FFmpeg in Tenacity¶
FFmpeg allows you to encode and decode many different video and audio formats. Using FFmpeg with Tenacity allows you to handle numerous different audio formats and codecs otherwise not possible in Tenacity due to various (legal) reasons.
Tenacity 1.3 officially supports FFmpeg 3.x and above, including up to FFmpeg 5.x. However, due to licensing restrictions on the various formats FFmpeg supports, Tenacity must load FFmpeg instead.
General Compatibility Notes¶
Do not mix 32-bit libraries with a 64-bit copy of Tenacity and vice versa.
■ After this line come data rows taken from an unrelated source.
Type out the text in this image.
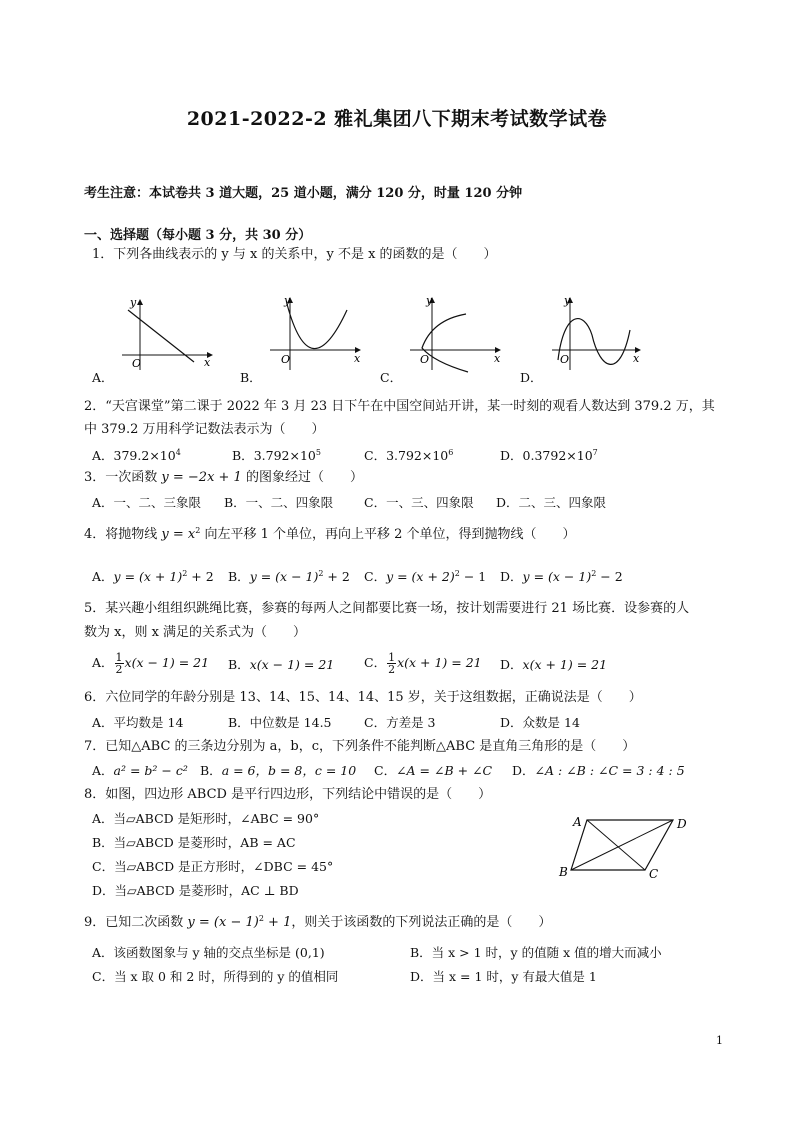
2021-2022-2 雅礼集团八下期末考试数学试卷
考生注意：本试卷共 3 道大题，25 道小题，满分 120 分，时量 120 分钟
一、选择题（每小题 3 分，共 30 分）
1．下列各曲线表示的 y 与 x 的关系中，y 不是 x 的函数的是（　　）
O	x
y
O	x
y
O	x
y
O	x
y
A．	B．	C．	D．
2．“天宫课堂”第二课于 2022 年 3 月 23 日下午在中国空间站开讲，某一时刻的观看人数达到 379.2 万，其
中 379.2 万用科学记数法表示为（　　）
A．$379.2\times 10^4$	B．$3.792\times 10^5$	C．$3.792\times 10^6$	D．$0.3792\times 10^7$
3．一次函数 y = −2x + 1 的图象经过（　　）
A．一、二、三象限 B．一、二、四象限 C．一、三、四象限 D．二、三、四象限
4．将抛物线 $y = x^2$ 向左平移 1 个单位，再向上平移 2 个单位，得到抛物线（　　）
A．$y = (x + 1)^2 + 2$ B．$y = (x - 1)^2 + 2$ C．$y = (x + 2)^2 - 1$ D．$y = (x - 1)^2 - 2$
5．某兴趣小组组织跳绳比赛，参赛的每两人之间都要比赛一场，按计划需要进行 21 场比赛．设参赛的人
数为 x，则 x 满足的关系式为（　　）
A． $\frac{1}{2} x(x - 1) = 21$ B．x(x − 1) = 21 C． $\frac{1}{2} x(x + 1) = 21$ D．x(x + 1) = 21
6．六位同学的年龄分别是 13、14、15、14、14、15 岁，关于这组数据，正确说法是（　　）
A．平均数是 14	B．中位数是 14.5	C．方差是 3	D．众数是 14
7．已知△ABC 的三条边分别为 a，b，c，下列条件不能判断△ABC 是直角三角形的是（　　）
A．a² = b² − c² B．a = 6，b = 8，c = 10 C．∠A = ∠B + ∠C D．∠A : ∠B : ∠C = 3 : 4 : 5
8．如图，四边形 ABCD 是平行四边形，下列结论中错误的是（　　）
A．当▱ABCD 是矩形时，∠ABC = 90°
B．当▱ABCD 是菱形时，AB = AC
C．当▱ABCD 是正方形时，∠DBC = 45°
D．当▱ABCD 是菱形时，AC ⊥ BD
A	D
B	C
9．已知二次函数 $y = (x - 1)^2 + 1$，则关于该函数的下列说法正确的是（　　）
A．该函数图象与 y 轴的交点坐标是 (0,1)	B．当 x > 1 时，y 的值随 x 值的增大而减小
C．当 x 取 0 和 2 时，所得到的 y 的值相同	D．当 x = 1 时，y 有最大值是 1
1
It will not work and is not supported.
FFmpeg on Windows¶
We provide our own FFmpeg distribution with each stable release of Tenacity. The version we provide will usually be the latest stable version at the time the release is made.
FFmpeg downloads are provided alongside regular Tenacity downloads over at
our releases page. The
FFmpeg downloads begin with either tenacity-ffmpeg
or ffmpeg-tenacity
You
also do not need to install them.
Our builds are currently released under GPLv3, per our configuration. Additionally, we only provide libavformat along with its dependencies, libavcodec and libavutil. There is also no need to install these libraries.
FFmpeg on Linux¶
Tenacity should automatically detect and load your distro’s FFmpeg libraries if installed. If FFmpeg is not installed, you can install them through your distro’s package manager. Please consult your distro’s documentation for assistance.
Using FFmpeg Libraries¶
On Windows, follow the steps below to enable FFmpeg:
Download a copy of FFmpeg. See our releases page to grab a copy.
Extract the libraries to a suitable folder.
In Tenacity, go to Preferences > Libraries > FFmpeg Import/Export Library and click the Locate… button.
If FFmpeg was automatically set up before, you will be asked if you want to search for new libraries. Click Yes if you are updating FFmpeg.
A dialog will pop up prompting you to locate FFmpeg. Click Browse… and open
avformat.dll
(the name may be slightly different but it doesn’t matter).If all went well, you should see a version string like this:
F(60.3.100),C(60.3.100),U(58.2.100)
.
On Linux, you should install your distro’s FFmpeg package as that’s the
preferred method. If, for some reason, you want to use custom FFmpeg libraries,
you can follow the steps above with your own FFmpeg libraries, searching for
libavformat.so
instead (again, the name may be slightly different, but it
doesn’t matter).
If you already have valid libraries, a dialog will ask you if you still want to locate FFmpeg libraries manually. Click ‘Yes’ to continue locating them manually.